A look inside the Dover immigration removal centre

By September 16, 2014October 20th, 2016Blog post
Immigration Detention Centre building

Most people will never see inside a immigration detention centre. As part of the Detention Forum’s Unlocking Detention campaign, here’s an eye-opening account of a visit to Dover Immigration Removal Centre.

Alison Griffin is a senior manager at Refugee Action.  As part of the Detention Forum’s Unlocking Detention campaign, here’s her account of a visit to Dover Immigration Removal Centre.

It was the start of 2014. A new year. Perhaps a time of reflection, to take stock of life, or plan what direction you could take in the next twelve months.

Not much chance of that for the people I’m meeting today, I thought.  I was about to visit Dover immigration removal centre, decommissioned as a prison for UK citizens in 2002 and now an indefinite “home” to men with an “irregular” immigration status.  That includes people in the asylum system, whose only “crime” is to seek safety from persecution or conflict in the UK.

When I visited Dover IRC, our detention team were able to offer advice to detainees on their limited number of future options.  That’s not the case now.  In April, the Home Office stopped immigration detainees from being eligible for Refugee Action’s Choices service. But back in January, I was able to accompany two of our advice workers on their weekly visit, giving me a direct look at this hidden world.

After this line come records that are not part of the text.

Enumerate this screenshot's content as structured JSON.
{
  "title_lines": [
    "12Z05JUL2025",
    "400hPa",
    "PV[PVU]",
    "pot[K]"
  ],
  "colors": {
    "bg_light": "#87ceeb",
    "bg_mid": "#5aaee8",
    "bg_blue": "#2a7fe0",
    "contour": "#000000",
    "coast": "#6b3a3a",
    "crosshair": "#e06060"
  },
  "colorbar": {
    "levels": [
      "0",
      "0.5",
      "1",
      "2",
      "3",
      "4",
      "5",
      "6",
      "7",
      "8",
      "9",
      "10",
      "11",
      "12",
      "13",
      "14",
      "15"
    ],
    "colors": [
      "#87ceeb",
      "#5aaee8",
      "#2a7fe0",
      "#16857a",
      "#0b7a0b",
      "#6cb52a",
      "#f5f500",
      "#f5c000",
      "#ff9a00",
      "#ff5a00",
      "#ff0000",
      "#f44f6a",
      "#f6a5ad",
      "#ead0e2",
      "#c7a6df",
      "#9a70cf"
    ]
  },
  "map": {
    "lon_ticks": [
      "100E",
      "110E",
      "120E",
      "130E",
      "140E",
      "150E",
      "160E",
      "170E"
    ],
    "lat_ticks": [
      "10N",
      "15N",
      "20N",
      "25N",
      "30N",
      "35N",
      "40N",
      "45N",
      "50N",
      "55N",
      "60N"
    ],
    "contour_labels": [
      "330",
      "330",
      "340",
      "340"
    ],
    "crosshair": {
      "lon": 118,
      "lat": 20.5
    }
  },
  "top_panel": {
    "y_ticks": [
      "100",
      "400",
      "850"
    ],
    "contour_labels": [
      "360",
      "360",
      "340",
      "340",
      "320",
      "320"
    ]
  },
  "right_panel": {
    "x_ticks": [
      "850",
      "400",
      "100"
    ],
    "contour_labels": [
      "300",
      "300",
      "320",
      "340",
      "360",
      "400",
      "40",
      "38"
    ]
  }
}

The detention centre is high on a hill outside Dover.  As we approach, the fog is so thick we can’t even see the town.  Nor can we see the sea, stretching out towards the rest of Europe.  What we can see is an enormous barbed wire security fence.  Getting into a detention centre is no easy task.

Once through security, two advice workers and I set up an information stall in one of the communal areas.  We cover it in a patterned cloth to show we’re welcoming and here to help.  This makes the contrast with the bare walls even starker.  Looking at the thirty or so detainees around us, I could have imagined I was on the set of Porridge, the 1970s BBC sitcom.  Many detainees are wearing standard issue tracksuits – a result of being detained off the street, with no chance to collect their belongings.

A young man comes over, begging us to help him get out. He’s been detained for 176 days.  “It’s worse than prison, because at least in prison you know your sentence,” he says. His first asylum claim was refused, but he’s gathered fresh evidence and wants to contact a lawyer.  While our colleague negotiates access to the centre’s fax machine, he confides that he’s thought about killing himself.  Sending a fax to a legal team seems to give him some hope.

Tens of others come to see us. People with complex needs  that need individual care. People fleeing insecurity, war and persecution. People who should be treated with the dignity that human beings deserve.

I left feeling glad that we were able to give some advice to detainees.  But just four months later, our detention team were pulled out of Dover IRC for good. Now it’s more important than ever that we lobby for an asylum system that’s just, fair and treats vulnerable people with respect.  After all, the only crime I can see is the crime of being desperate to live in a safe country and secure a better future.